Even the prospect of nuclear missiles being fired willy-nilly around the Far East failed to really send this market alight.
Then, of course, there is the old chestnut of supply and demand. This argument is the one wheeled out when all else fails. The irony as far as palladium’s latest surge to a 15 year high and north of $1,000 an ounce, has been off the back of supply and demand issues. As one can appreciate, such considerations in the industrial space are always going to be more easy to understand as compared to the minutia of the Indian wedding season.

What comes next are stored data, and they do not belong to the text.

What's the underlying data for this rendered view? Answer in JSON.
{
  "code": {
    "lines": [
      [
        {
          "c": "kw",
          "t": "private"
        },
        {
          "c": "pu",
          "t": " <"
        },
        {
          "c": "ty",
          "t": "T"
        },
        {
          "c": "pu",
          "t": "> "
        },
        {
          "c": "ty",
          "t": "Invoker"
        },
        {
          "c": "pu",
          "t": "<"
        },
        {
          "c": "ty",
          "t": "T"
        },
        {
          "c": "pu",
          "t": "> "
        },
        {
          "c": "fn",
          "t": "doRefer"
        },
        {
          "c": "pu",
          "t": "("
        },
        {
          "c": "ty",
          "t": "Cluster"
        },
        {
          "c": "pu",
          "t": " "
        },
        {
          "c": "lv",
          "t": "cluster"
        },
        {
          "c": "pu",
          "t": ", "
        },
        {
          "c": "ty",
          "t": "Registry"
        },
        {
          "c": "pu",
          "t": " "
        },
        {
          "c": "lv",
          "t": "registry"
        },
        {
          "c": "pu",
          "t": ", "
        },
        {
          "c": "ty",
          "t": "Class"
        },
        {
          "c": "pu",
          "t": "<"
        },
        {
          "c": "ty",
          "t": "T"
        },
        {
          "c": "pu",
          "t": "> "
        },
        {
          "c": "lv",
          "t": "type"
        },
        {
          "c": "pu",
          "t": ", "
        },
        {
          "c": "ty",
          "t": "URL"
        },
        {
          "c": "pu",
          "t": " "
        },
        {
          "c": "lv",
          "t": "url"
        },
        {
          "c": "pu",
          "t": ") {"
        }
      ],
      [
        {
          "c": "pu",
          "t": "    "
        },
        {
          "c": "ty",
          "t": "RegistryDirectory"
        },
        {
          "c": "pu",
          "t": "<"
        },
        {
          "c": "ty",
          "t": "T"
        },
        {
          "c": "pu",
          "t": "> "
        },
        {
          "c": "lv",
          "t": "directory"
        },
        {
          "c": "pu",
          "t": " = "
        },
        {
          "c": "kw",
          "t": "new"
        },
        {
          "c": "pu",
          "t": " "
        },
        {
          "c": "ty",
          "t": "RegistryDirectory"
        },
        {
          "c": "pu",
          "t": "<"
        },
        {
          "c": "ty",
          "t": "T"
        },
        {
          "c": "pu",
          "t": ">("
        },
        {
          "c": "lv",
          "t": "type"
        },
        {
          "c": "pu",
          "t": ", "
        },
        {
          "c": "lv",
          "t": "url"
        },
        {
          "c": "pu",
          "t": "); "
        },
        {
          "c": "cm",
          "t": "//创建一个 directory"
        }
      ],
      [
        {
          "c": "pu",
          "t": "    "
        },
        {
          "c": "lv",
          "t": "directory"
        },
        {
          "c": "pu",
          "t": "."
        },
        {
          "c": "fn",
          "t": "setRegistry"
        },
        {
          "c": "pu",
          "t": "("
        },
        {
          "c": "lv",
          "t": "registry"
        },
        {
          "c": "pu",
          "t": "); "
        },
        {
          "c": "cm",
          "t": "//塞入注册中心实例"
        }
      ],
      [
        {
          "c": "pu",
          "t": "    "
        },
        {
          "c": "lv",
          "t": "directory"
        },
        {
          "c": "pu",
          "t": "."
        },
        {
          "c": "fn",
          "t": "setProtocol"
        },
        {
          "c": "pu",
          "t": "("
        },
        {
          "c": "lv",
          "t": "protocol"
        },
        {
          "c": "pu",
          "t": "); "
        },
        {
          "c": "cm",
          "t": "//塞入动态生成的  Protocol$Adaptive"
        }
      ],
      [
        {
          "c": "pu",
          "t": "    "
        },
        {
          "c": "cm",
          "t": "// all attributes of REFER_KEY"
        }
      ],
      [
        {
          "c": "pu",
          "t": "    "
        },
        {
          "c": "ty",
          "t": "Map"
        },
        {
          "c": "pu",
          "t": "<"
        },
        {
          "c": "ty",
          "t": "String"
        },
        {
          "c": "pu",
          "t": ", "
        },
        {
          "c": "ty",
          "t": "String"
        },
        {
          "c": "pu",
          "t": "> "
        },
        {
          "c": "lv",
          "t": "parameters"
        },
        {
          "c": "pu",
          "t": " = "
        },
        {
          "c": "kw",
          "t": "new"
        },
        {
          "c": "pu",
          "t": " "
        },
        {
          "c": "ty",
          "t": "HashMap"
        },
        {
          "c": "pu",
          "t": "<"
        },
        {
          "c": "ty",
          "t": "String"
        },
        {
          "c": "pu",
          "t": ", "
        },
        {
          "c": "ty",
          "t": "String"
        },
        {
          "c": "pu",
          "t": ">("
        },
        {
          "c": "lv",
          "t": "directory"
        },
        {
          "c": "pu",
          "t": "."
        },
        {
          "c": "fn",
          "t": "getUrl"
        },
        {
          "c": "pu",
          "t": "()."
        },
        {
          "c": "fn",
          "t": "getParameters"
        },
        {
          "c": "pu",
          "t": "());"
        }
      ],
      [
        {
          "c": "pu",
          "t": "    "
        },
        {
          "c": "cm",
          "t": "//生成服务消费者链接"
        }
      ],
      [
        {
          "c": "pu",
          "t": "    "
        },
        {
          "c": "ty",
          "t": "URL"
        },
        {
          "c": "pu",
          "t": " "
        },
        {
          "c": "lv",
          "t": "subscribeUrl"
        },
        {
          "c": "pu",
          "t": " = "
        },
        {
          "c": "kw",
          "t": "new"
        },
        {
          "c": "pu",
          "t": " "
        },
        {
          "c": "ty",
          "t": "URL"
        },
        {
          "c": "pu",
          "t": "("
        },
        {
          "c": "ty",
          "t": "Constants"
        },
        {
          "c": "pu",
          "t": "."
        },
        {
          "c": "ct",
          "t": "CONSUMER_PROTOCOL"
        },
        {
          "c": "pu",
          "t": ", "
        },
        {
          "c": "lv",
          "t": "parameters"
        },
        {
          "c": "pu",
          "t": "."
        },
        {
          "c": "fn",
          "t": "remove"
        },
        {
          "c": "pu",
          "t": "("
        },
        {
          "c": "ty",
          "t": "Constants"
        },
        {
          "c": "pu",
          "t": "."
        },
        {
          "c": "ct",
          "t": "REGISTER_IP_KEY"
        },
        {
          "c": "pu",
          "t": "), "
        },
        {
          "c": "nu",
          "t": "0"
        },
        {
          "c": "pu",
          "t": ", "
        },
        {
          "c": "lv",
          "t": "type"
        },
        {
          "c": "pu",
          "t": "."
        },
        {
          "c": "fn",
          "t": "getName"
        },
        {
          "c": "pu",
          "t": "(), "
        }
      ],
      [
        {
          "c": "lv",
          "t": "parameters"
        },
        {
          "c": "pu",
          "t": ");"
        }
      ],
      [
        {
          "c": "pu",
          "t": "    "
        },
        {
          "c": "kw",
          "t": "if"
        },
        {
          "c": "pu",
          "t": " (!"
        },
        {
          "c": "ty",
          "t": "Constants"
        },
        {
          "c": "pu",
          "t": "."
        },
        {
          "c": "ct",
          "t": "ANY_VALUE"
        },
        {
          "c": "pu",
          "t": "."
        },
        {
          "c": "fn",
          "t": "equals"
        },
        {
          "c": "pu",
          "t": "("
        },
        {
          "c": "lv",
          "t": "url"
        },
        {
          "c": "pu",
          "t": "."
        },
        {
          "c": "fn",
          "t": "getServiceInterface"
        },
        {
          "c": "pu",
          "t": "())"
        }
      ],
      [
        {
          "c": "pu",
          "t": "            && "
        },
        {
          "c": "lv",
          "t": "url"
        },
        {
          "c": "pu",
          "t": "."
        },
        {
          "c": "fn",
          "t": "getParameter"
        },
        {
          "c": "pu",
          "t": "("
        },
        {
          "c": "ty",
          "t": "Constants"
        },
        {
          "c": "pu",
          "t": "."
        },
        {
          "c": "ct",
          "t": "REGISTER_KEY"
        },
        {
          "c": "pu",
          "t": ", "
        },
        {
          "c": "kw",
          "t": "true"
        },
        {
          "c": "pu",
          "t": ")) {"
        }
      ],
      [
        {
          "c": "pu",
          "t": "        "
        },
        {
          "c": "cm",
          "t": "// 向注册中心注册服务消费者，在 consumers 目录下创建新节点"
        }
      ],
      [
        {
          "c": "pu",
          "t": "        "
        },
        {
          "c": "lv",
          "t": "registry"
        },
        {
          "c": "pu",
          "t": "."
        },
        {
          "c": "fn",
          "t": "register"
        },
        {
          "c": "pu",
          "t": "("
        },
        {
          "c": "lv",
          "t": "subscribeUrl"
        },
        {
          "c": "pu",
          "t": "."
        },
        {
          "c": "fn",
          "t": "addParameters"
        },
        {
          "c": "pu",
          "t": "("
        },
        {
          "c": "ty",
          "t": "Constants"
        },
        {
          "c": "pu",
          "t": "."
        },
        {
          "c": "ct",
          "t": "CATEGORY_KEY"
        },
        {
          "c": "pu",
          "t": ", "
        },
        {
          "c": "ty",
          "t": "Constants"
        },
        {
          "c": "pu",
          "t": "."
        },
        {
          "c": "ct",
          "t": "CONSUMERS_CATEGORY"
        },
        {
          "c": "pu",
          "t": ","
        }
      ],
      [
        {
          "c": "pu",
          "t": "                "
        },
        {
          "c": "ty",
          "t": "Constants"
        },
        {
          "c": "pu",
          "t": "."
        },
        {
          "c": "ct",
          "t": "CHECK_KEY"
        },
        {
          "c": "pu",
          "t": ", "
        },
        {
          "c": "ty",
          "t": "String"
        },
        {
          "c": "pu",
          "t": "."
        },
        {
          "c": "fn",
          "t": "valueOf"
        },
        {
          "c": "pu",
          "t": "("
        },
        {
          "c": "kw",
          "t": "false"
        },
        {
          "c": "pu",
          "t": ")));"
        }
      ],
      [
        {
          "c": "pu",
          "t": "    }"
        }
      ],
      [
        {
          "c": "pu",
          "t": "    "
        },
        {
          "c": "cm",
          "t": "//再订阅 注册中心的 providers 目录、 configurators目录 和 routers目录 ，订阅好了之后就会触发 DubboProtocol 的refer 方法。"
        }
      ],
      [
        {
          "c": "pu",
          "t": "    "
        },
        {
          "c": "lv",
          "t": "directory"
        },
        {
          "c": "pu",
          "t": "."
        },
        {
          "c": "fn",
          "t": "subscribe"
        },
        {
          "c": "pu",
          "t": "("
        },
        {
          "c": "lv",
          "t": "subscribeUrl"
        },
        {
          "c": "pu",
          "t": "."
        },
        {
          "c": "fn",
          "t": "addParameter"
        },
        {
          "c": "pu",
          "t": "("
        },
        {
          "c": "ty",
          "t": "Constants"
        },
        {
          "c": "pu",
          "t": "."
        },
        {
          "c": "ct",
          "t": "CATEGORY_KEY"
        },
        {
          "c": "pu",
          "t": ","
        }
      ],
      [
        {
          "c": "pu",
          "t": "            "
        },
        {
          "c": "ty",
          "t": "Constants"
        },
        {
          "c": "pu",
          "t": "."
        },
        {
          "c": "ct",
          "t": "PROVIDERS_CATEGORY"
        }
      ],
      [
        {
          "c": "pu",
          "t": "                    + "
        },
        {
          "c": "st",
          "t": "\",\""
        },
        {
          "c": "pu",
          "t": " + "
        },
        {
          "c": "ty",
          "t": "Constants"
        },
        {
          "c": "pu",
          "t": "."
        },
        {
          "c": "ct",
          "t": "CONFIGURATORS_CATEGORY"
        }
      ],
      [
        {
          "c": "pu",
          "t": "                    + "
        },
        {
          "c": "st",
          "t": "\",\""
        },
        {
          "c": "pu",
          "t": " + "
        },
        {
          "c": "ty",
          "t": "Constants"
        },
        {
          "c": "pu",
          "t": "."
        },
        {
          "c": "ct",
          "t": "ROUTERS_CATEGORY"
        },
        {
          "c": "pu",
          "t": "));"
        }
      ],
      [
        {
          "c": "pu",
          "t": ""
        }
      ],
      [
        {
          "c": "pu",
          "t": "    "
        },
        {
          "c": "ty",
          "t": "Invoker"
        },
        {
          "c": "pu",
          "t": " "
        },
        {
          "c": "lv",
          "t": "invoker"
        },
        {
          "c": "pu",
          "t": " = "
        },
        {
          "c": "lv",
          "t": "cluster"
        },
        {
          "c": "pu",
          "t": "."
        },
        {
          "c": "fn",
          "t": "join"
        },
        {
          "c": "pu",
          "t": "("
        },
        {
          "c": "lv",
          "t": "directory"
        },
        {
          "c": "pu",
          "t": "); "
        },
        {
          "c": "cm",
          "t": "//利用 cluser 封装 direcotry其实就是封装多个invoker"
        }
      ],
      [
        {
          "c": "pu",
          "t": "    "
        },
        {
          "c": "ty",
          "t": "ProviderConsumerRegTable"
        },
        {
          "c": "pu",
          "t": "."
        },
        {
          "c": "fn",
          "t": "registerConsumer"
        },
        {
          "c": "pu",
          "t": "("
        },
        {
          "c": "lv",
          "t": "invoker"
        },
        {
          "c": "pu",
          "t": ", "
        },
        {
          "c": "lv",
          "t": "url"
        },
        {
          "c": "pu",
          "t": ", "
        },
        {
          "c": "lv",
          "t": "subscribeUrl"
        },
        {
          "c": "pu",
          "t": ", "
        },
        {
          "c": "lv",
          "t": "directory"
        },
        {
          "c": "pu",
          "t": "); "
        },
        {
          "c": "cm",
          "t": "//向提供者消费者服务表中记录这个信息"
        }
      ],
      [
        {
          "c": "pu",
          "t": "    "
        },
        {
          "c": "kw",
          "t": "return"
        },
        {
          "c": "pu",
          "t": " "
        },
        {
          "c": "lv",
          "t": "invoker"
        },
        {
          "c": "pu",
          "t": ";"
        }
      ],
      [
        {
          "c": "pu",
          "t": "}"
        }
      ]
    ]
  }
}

Palladium to overtake gold?
What will be interesting to see now is whether palladium will actually now go on to beat gold in terms of pricing over the rest of the year? While this may sound somewhat far fetched, there seem to be several reasons gold may underperform over the near term.
For instance, a more hawkish Federal Reserve Chair, and the end of QE suggest imply that if the yellow metal could not beat its $1,900 plus all-time peak from 2011 until now, it may not do so indefinitely.
Indeed, at this stage the only big plus – a rather dangerous one, is that Kim Jong-un manages to create a nuclear confrontation. But of course, all precious metals including palladium would rise in such a scenario – albeit they may be radioactive.
The charting perspective
From a technical perspective we have a decent indication in terms of the near term price action. This is because palladium has been rising within a trend channel which can be drawn on the daily chart from as long ago as the beginning of last year. The resistance line projection of the formation is currently pointing as high as $1,120, something which implies there is decent upside to chase.
This is especially so given the way that even after all the recent gains the metal is not overbought on its Relative Strength Index standing in the low 60s. Typically only above 70 suggests that a stock or market is overcooked. Therefore it may be said that even though the usual rule of the financial markets is that by the time you read about something in the papers the story is over, palladium may go on a little longer at the top of the precious metals hit parade.